Billboard Math You Can Count On
Ask any Out Of Home (OOH) media planner how to calculate the target impressions of an outdoor campaign and you’ll get a squinty smirk. That’s because every planner has different ways of discounting the Traffic Audit Bureau’s (TAB’s) circulation numbers. OOH planners have been making adjustments to Daily Estimated Circulations (DECs) for decades. We look at the size of the billboard, if it’s a right- or left-hand read for the driver, how far it is from the road, if it’s on a street or highway, the demographics of the people in the surrounding area and more. In truth, we have counted a bit more on our gut expertise than we’d like to admit. According to the TAB, DECs have been discounted 70-80% or more.
Thanks to new methodologies and standardized research, buyers and sellers of outdoor media can finally see the same numbers. The TAB’s recent launch of Eyes On Impressions (EOIs) is a breakthrough in consistent discounting for buyers and sellers. Fuzzy math is now replaced by a three-step process that builds EOIs using weekly counts of vehicular and pedestrian traffic, Visibility Adjustment Indices (VAIs) and travel survey demographics. So how does this work?

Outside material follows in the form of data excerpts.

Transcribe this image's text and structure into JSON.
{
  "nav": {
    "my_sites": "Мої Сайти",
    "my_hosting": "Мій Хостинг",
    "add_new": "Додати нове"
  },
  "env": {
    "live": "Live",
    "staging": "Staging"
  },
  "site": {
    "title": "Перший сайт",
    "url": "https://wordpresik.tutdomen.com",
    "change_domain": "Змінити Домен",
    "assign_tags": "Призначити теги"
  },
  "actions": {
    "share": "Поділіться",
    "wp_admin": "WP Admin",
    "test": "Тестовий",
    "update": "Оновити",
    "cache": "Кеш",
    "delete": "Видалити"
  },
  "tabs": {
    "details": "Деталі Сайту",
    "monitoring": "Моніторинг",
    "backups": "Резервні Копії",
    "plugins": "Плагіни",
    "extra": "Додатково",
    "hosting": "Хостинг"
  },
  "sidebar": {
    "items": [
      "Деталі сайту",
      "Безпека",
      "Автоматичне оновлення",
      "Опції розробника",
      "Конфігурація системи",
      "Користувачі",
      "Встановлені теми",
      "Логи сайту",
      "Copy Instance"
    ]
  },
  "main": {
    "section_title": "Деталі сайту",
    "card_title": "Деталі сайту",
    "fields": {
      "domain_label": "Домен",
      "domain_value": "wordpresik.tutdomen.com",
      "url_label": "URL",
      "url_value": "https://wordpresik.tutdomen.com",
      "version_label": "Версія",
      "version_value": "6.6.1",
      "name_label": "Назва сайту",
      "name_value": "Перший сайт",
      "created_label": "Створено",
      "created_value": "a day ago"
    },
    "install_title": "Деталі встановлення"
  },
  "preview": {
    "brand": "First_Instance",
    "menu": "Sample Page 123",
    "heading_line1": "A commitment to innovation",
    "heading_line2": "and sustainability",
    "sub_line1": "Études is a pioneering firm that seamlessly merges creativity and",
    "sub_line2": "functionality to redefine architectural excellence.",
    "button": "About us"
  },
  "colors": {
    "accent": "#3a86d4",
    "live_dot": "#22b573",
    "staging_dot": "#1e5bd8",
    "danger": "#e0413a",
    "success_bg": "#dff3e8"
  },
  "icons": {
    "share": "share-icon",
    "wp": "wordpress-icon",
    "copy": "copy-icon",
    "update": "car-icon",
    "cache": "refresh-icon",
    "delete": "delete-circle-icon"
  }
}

Step one is getting a count of people who pass each OOH display and have an opportunity to see the advertising. Although this sounds like DECs, it now includes drivers and pedestrians. This data is collected on a weekly basis from each market’s department of transportation.
Step two is creating the VAIs through video simulation and eye-tracking tests for a sample of outdoor displays. These tests measured how much people notice outdoor displays and the ads on them. The results were then modeled to create Eyes On adjustments for all TAB displays. VAIs adjust outdoor displays based on the format, display size, roadside position, angle to the road, street type and distance from the road. Sound familiar? Suddenly, the squinty smirks are replaced with wide-eyed smiles from planners who finally have research to support their gut decisions.
Step three is the integration of travel survey data from the Census Bureau and Mediamark Research that reports audience demographics and trip duplication data.

Source: The Traffic Audit Bureau (TAB) Website
Wrap this all together and you’ll see smaller, more valuable numbers that are at less than half the size of the big, generic impressions. As a result, CPMs will rise. But, in relation to other media, Eyes On CPMs will still look attractive.
While vendors are still figuring out how to change their sales models to adopt EOIs, Empower MediaMarketing recommends the use of EOIs in place of DECs as the new industry standard for outdoor measurement.